Mixtral-8x7B: Understanding and Running the Sparse Mixture of Experts by Mistral AI

How to efficiently outperform GPT-3.5 and Llama 2 70B using your computer

Dec 12, 2023

Mistral AI released this week their new LLM:

mistralai/Mixtral-8x7B-v0.1 (Apache 2.0 license)

Mixtral-8x7B is a sparse mixture of 8 expert models. In total, it contains 46.7B parameters and occupies 96.8 GB on the hard drive.

Yet, thanks to this architecture, Mixtral-8x7B can efficiently run on consumer hardware. Inference with Mixtral-8x7B is indeed significantly faster than other models of similar size while outperforming them in most tasks.

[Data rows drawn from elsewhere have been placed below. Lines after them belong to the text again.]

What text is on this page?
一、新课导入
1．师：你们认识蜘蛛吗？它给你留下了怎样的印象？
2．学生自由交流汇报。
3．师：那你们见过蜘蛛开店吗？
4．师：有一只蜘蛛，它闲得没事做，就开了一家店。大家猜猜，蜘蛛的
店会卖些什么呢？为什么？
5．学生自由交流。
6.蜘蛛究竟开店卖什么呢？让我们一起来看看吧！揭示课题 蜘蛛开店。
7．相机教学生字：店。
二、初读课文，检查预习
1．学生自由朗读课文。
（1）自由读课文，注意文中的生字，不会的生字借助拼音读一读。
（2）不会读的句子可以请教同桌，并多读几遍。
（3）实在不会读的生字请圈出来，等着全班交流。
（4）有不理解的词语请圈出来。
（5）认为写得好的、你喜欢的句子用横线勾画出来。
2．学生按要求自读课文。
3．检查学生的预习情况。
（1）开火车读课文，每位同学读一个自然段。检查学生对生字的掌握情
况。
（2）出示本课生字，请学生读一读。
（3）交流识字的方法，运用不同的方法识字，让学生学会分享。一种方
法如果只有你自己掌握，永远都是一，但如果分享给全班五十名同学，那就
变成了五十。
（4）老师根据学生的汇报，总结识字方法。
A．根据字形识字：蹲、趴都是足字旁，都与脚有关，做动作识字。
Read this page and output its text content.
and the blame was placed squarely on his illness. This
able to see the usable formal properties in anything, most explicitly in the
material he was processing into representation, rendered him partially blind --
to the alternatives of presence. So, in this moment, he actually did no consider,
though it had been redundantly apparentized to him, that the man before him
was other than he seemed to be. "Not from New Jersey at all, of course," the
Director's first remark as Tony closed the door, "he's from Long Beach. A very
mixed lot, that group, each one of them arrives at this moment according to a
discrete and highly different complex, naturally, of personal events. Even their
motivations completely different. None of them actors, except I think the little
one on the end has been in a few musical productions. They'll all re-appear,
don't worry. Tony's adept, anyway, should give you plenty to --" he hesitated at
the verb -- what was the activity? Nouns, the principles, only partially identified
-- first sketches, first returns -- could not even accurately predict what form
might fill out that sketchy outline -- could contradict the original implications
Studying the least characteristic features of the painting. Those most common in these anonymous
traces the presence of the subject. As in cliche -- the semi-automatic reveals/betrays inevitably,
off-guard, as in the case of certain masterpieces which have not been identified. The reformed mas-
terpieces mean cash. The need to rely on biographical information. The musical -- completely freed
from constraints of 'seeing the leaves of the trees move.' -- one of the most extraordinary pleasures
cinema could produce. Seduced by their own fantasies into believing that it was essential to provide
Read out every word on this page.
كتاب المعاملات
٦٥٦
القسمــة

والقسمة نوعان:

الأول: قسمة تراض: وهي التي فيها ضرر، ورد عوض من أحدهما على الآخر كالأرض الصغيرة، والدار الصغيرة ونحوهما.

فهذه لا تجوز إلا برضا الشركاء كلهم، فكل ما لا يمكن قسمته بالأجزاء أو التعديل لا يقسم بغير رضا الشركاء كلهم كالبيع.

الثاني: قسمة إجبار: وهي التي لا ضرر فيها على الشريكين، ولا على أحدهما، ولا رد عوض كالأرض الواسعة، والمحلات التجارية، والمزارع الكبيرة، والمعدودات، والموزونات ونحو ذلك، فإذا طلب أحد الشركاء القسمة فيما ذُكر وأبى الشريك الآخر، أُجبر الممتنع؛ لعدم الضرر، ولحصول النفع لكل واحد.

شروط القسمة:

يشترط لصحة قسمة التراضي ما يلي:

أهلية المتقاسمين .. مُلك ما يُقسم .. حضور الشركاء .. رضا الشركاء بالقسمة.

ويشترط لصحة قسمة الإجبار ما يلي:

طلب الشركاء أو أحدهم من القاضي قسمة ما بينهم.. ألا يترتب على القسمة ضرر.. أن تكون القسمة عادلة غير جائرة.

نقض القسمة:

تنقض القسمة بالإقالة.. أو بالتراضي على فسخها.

In this article, I explain what a sparse mixture of experts is and why it is faster for inference than a standard model. Then, we will see how to use and fine-tune Mixtral-8x7B on consumer hardware.

I have implemented a notebook demonstrating QLoRA fine-tuning and inference with Mixtral-8x7B:

Get the notebook (#32)

A Sparse Mixture of Experts

Illustration of what we know from the Mixtral architecture. In this example, the router network selects the experts #1 and #6 for the forward pass.

A sparse mixture of experts (SMoE) is a type of neural network architecture designed to improve the efficiency and scalability of traditional models. The concept of a mixture of experts was introduced to allow a model to learn different parts of the input space using specialized “expert” sub-networks. In Mixtral, there are 8 expert sub-networks.

Note that the “8x7B” in the name of the model is slightly misleading. The model has a total of 46.7B parameters which is almost 10B parameters less than what 8x7B parameters would yield. Indeed, Mixtral-8x7b is not a 56B parameter model since several modules, such as the ones for self-attention, are shared with the 8 expert sub-networks.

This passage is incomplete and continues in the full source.